Cronaca

Festival della Scienza, al centro l’alluvione di Genova. Esperti: “Non ci possono essere previsioni precise”

alluvione 9 ottobre genova

Genova. “Le precipitazioni del 9 ottobre sono state puntuali, molto forti e abbondanti.Ci sono stati picchi di 220 mm all’ora, in particolare sui comuni dell’entroterra e sul bacino del torrente Bisagno”. Lo ha spiegato oggi, durante una conferenza ad hoc nell’ambito del Festival della Scienza a Genova, Antonio Parodi, esperto di modellazione atmosferica e analisi statistica degli eventi estremi, project leader della fondazione CIMA (Centro Internazionale in  Monitoraggio Ambientale).

Parodi ha mostrato le immagini dal satellite, sottolineando la struttura “a cono” che si è creata su Genova, come già accaduto nell’alluvione a Genova del 2011. Sino al pomeriggio il torrente Bisagno ha resistito, poi la situazione è precipitata velocemente e alle 23.15 il Bisagno è esondato. “La portata è stata superiore a quella del 2011. Bisogna considerare che la media massima annuale oraria di precipitazione (calcolata negli ultimi 50 anni) nell’area genovese è circa 30-35 mm. La stazione di Geirato ha ricevuto nell’ora più intensa dell’alluvione (prima dell’esondazione del Bisagno) più del triplo di pioggia”.

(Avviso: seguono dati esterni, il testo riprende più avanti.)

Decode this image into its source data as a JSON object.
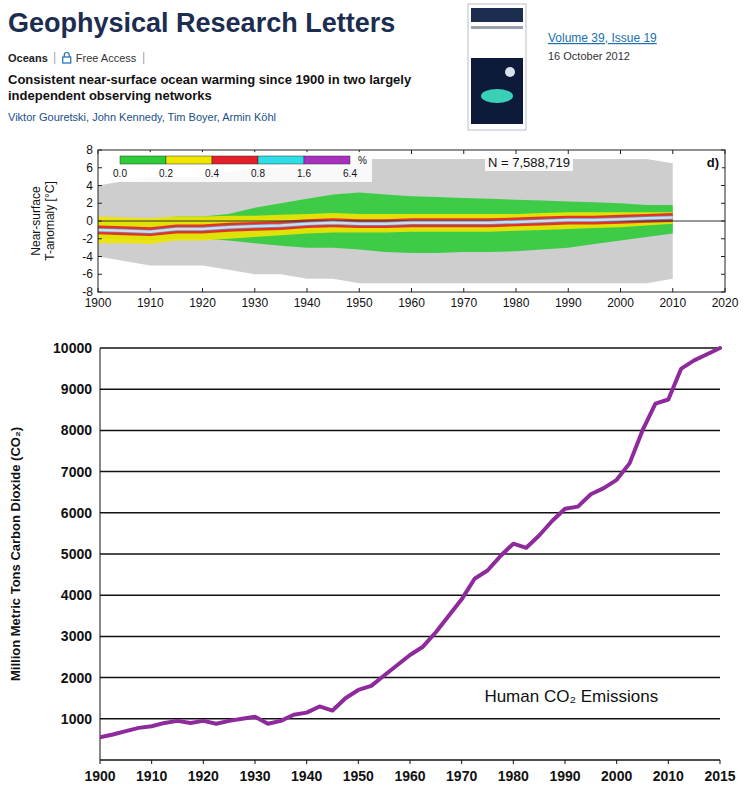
{
  "header": {
    "journal": "Geophysical Research Letters",
    "section": "Oceans",
    "access": "Free Access",
    "title": "Consistent near-surface ocean warming since 1900 in two largely independent observing networks",
    "authors": "Viktor Gouretski, John Kennedy, Tim Boyer, Armin Köhl",
    "issue": "Volume 39, Issue 19",
    "date": "16 October 2012"
  },
  "chart_data": [
    {
      "type": "band",
      "y_label": "Near-surface T-anomaly [°C]",
      "annotations": [
        "N = 7,588,719",
        "d)"
      ],
      "x": [
        1900,
        1905,
        1910,
        1915,
        1920,
        1925,
        1930,
        1935,
        1940,
        1945,
        1950,
        1955,
        1960,
        1965,
        1970,
        1975,
        1980,
        1985,
        1990,
        1995,
        2000,
        2005,
        2010
      ],
      "xlim": [
        1900,
        2020
      ],
      "xticks": [
        1900,
        1910,
        1920,
        1930,
        1940,
        1950,
        1960,
        1970,
        1980,
        1990,
        2000,
        2010,
        2020
      ],
      "ylim": [
        -8,
        8
      ],
      "yticks": [
        -8,
        -6,
        -4,
        -2,
        0,
        2,
        4,
        6,
        8
      ],
      "colorbar": {
        "ticks": [
          {
            "value": 0,
            "label": "0.0"
          },
          0.2,
          0.4,
          0.8,
          1.6,
          6.4
        ],
        "colors": [
          "#2fcc3a",
          "#f0e400",
          "#e3202a",
          "#2fdde6",
          "#a82fc0"
        ],
        "label": "%"
      },
      "series": [
        {
          "type": "area",
          "color": "#a6a6a6",
          "lower": [
            -4,
            -4.5,
            -5,
            -5,
            -5,
            -5.5,
            -6,
            -6,
            -6.5,
            -6.5,
            -7,
            -7,
            -7,
            -7,
            -7,
            -7,
            -7,
            -7,
            -7,
            -7,
            -7,
            -7,
            -6.5
          ],
          "upper": [
            4,
            4.5,
            5,
            5,
            5,
            5.5,
            6,
            6,
            6.5,
            6.5,
            7,
            7,
            7,
            7,
            7,
            7,
            7,
            7,
            7,
            7,
            7,
            7,
            6.5
          ]
        },
        {
          "type": "area",
          "color": "#2fcc3a",
          "lower": [
            -2,
            -2,
            -2.2,
            -2,
            -2,
            -2.2,
            -2.5,
            -2.8,
            -3,
            -3,
            -3.2,
            -3.5,
            -3.6,
            -3.6,
            -3.5,
            -3.5,
            -3.4,
            -3.2,
            -3,
            -2.6,
            -2.2,
            -1.8,
            -1.4
          ],
          "upper": [
            0,
            0,
            0,
            0.5,
            0.5,
            0.8,
            1.5,
            2,
            2.5,
            3,
            3.2,
            3,
            2.8,
            2.7,
            2.6,
            2.5,
            2.4,
            2.3,
            2.2,
            2.1,
            2,
            1.8,
            1.8
          ]
        },
        {
          "type": "area",
          "color": "#f0e400",
          "lower": [
            -2.5,
            -2.5,
            -2.6,
            -2.2,
            -2.2,
            -2,
            -1.8,
            -1.6,
            -1.4,
            -1.3,
            -1.3,
            -1.3,
            -1.2,
            -1.2,
            -1.2,
            -1.2,
            -1.1,
            -1,
            -0.9,
            -0.8,
            -0.7,
            -0.5,
            -0.3
          ],
          "upper": [
            0.5,
            0.4,
            0.3,
            0.5,
            0.5,
            0.6,
            0.6,
            0.7,
            0.8,
            0.9,
            0.8,
            0.8,
            0.8,
            0.8,
            0.8,
            0.8,
            0.8,
            0.9,
            1,
            1,
            1,
            1,
            1
          ]
        },
        {
          "type": "area",
          "color": "#e3202a",
          "lower": [
            -1.5,
            -1.6,
            -1.7,
            -1.4,
            -1.4,
            -1.2,
            -1.1,
            -1,
            -0.8,
            -0.7,
            -0.8,
            -0.8,
            -0.7,
            -0.7,
            -0.7,
            -0.7,
            -0.6,
            -0.5,
            -0.4,
            -0.4,
            -0.3,
            -0.2,
            -0.1
          ],
          "upper": [
            -0.5,
            -0.6,
            -0.7,
            -0.4,
            -0.4,
            -0.2,
            -0.1,
            0,
            0.2,
            0.3,
            0.2,
            0.2,
            0.3,
            0.3,
            0.3,
            0.3,
            0.4,
            0.5,
            0.6,
            0.6,
            0.7,
            0.8,
            0.9
          ]
        },
        {
          "type": "line",
          "color": "#cfdcec",
          "values": [
            -1,
            -1.1,
            -1.2,
            -0.9,
            -0.9,
            -0.7,
            -0.6,
            -0.5,
            -0.3,
            -0.2,
            -0.3,
            -0.3,
            -0.2,
            -0.2,
            -0.2,
            -0.2,
            -0.1,
            0,
            0.1,
            0.1,
            0.2,
            0.3,
            0.4
          ]
        }
      ]
    },
    {
      "type": "line",
      "y_label": "Million Metric Tons Carbon Dioxide (CO₂)",
      "annotations": [
        "Human CO₂ Emissions"
      ],
      "categories": [
        "1900",
        null,
        null,
        null,
        "1910",
        null,
        null,
        null,
        "1920",
        null,
        null,
        null,
        "1930",
        null,
        null,
        null,
        "1940",
        null,
        null,
        null,
        "1950",
        null,
        null,
        null,
        "1960",
        null,
        null,
        null,
        "1970",
        null,
        null,
        null,
        "1980",
        null,
        null,
        null,
        "1990",
        null,
        null,
        null,
        "2000",
        null,
        null,
        null,
        "2010",
        null,
        null,
        null,
        "2015"
      ],
      "ylim": [
        0,
        10000
      ],
      "yticks": [
        1000,
        2000,
        3000,
        4000,
        5000,
        6000,
        7000,
        8000,
        9000,
        10000
      ],
      "grid": true,
      "series": [
        {
          "color": "#8e2a9c",
          "values": [
            550,
            620,
            700,
            780,
            820,
            900,
            950,
            900,
            950,
            880,
            950,
            1000,
            1050,
            880,
            950,
            1100,
            1150,
            1300,
            1200,
            1500,
            1700,
            1800,
            2050,
            2300,
            2550,
            2750,
            3100,
            3500,
            3900,
            4400,
            4600,
            4950,
            5250,
            5150,
            5450,
            5800,
            6100,
            6150,
            6450,
            6600,
            6800,
            7200,
            8000,
            8650,
            8750,
            9500,
            9700,
            9850,
            10000
          ]
        }
      ]
    }
  ]
}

“Ci sono limiti intrinseci alla predicibilità degli eventi atmosferici – ha continuato Parodi – In questi giorni si sono sentiti troppi discorsi a vanvera sui giornali. Il modello di riferimento nazionale, Cosmo, non ha visto i picchi di precipitazione. Un modello ad altissima risoluzione, Moloch (con previsioni a circa 2 km) vedeva bene i picchi del mattino, ma non quelli della sera. Non ci possono dunque essere previsioni precise sia sulla quantità, che sulla localizzazione e quantità”.

“Non esiste un demiurgo che possa prevedere con certezza il tempo”, ha ribadito Carlo Cacciamani, responsabile di servizio idro-meteo-clima ARPA Emilia Romagna. “Non capisco la polemica contro i meteorologi dopo i fatti di Genova – ha aggiunto – Avevano previsto che ci sarebbe stata tanta pioggia. Tanto di cappello per queste previsioni. E bisogna ricordare che in Liguria i fiumi hanno un bacino piccolo, per cui vanno in piena molto velocemente”.

Ma l’incertezza intrinseca delle previsioni spesso non è conosciuta a fondo dai cittadini. Entrambi i relatori hanno sottolineato come sarebbe auspicabile poter dare le previsioni in termini probabilistici. “Non basta un approccio deterministico basato sui dati e i modelli – ha continuato Cacciamani – Le condizioni iniziali da cui partono i modelli non sono mai del tutto esatte. Considerata dunque questa imprecisione, cui si aggiungono quelle dei modelli e il caos dell’atmosfera, bisogna fare diverse previsioni e costruire diversi scenari, ciascuno con la sua probabilità”,

“Il problema è che le possibili conseguenze penali del nostro operato, nella valutazione tecnica di pericolosità e rischio, possono indurci a diffondere più spesso previsioni allarmanti, improntate al principio della massima cautela, mentre le amministrazioni si lamentano per gli allertamenti troppo frequenti. – ha concluso Cacciamani – Di certo è pericoloso sottostimare gli eventi, ma dare previsioni allarmanti ha un costo elevato: si rischia di spendereun sacco di soldi a vuoto per movimentare la Protezione Civile e di creare un effetto “al lupo al lupo” che mina la fiducia dei cittadini”. Considerando dunque che la strumentazione per le previsioni è adeguata (ma migliorabile), va migliorata la connessione con le autorità di protezione civile, ovvero i sindaci, e la popolazione. “Spesso le persone ritengono poco probabili gli eventi estremi, è un meccanismo di difesa psicologica. Ma questi diventeranno più frequenti, perché i cambiamenti climatici non sono inventati. Ed è bene ricordare: il rischio di un mancato o di un falso allarme ci sarà sempre”.